[MUD-Dev] Logical MUD Areas

Adam Martin amsm2 at cam.ac.uk
Thu May 10 11:26:19 New Zealand Standard Time 2001

----- Original Message -----
From: "Koster, Raph" <rkoster at verant.com>
To: <mud-dev at kanga.nu>
Sent: Wednesday, May 09, 2001 3:51 PM
Subject: RE: [MUD-Dev] Logical MUD Areas

>> -----Original Message-----
>> From: Brad Triem
>> Sent: Wednesday, May 09, 2001 12:23 AM
>> To: mud-dev at kanga.nu
>> Subject: Re: [MUD-Dev] Logical MUD Areas

>> * the below is my opinion and not an accusation of another's point
>> of * thought *

>> We aren't in "Strange World" yet.  You are at the helm.  To think
>> that you are online and someone is "typing" to you, and considering
>> it as rape is absurd, in my opinion.  You could easily turn off
>> your monitor if what you are seeing someone else type doesn't agree
>> with you.  It isn't like someone is standing in front of you with a
>> death grip on you with rape in their eyes.  It is the same as those
>> who drive by an adult book store and bitch about the fact that it
>> is there, as opposed to those who "choose" to enter it.  Allowing
>> yourself into a situation is much different than being forced into
>> a situation.

>> This will hold true until we are so deep in the virtual world that
>> a virtual hacker could actually tap into your brain neurons and
>> prevent your muscles from reacting to the "thought" of removing
>> yourself from a virtual situation.

> But this exact thing DOES happen with just text.

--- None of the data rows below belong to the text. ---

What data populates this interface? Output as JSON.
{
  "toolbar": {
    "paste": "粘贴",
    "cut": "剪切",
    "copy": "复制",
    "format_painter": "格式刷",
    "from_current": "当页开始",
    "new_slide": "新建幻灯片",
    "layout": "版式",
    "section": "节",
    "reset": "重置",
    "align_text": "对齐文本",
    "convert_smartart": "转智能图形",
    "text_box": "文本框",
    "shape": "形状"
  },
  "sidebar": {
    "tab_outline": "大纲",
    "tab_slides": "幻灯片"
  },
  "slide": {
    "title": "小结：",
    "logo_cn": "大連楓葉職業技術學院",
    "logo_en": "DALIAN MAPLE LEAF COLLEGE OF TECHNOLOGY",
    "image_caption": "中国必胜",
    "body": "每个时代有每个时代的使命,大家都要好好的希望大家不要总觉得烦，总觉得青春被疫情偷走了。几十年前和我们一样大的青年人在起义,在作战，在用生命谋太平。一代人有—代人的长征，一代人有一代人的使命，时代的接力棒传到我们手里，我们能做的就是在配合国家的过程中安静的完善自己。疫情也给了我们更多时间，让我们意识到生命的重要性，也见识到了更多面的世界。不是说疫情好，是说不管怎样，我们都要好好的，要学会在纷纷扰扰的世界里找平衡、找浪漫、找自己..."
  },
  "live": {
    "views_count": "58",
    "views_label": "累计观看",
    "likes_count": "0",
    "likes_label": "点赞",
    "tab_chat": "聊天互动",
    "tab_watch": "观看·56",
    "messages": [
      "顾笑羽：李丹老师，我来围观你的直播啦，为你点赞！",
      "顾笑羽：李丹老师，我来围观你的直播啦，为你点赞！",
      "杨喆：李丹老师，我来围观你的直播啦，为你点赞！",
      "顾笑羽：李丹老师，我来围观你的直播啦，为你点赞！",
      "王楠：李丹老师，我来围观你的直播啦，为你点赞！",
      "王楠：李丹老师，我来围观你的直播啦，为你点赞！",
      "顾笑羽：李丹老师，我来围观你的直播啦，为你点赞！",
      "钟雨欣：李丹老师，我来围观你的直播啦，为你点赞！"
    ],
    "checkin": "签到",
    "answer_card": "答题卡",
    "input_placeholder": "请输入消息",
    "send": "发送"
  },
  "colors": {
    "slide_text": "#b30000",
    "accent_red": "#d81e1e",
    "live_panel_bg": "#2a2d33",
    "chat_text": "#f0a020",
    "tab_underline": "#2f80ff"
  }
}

Have you never had
> the experience of something sudden and surprising on a mud resulting
> in an adrenalin rush, a mental freeze-up, joy, sadness, or anger?
> Those are physiological reactions triggered by our
> perceptions. Perhaps they would go away with immersion goes away,
> but they are nonetheless real. I've certainly many times had the
> experience of just forgetting I could log off (during an argument,
> for example).

There is also a fair amount of research on the possibility of
convincing yourself that something you know isn't real in fact is
real, and vice versa (I'm not talking about mere suspension of
disbelief, but something a lot more hardcore). All the papers etc I've
read have the common factor that it requires lots of effort/practice
to achieve and that many people who try just can't keep going long
enough to succeed. Two particularly interesting examples I know of

1) Research by Fred Brookes (yes, the same one) at UNC, where they put
people in an immersive VR simulator, took them down into a basement
and let them wander around (without being able to see the physical
world around them). The simulation depicted a room the same size as
the basement, but with a huge deep hole in the middle, with a object
on the far side which people were told to fetch, and a narrow path
round the edge of the walls.  Many people inched very slowly around
the edges, apparently truly afraid. Of course, first time round they
weren't sure whether there was a hole in the basement that no-one had
told them about! But even on successive times, some people couldn't
face just walking across the hole. However, some people just walked
straight across (appearing to float in mid air) first time every time
without hesitation. Apparently it turned out that many of these people
were sub-aqua divers, who had become trained not to be disturbed by
floating unsupported over big empty spaces (ie when near the surface
of the sea, but underwater and looking down).

2) Lucid dreaming. Although there is a lot of seemingly rubbish
pseudo-science on this topic, there have been some apparently
scientific psychiatrist's reports etc - e.g. one woman who managed to
screw up her perception of reality so much that she couldn't tell when
she was dreaming, nor when she was awake, even after waking
up. Allegedly, when driving, she would drive her car up on to the kerb
briefly - if the car carried on going up and started flying, then she
would deduce she was dreaming, otherwise she'd assume she was awake!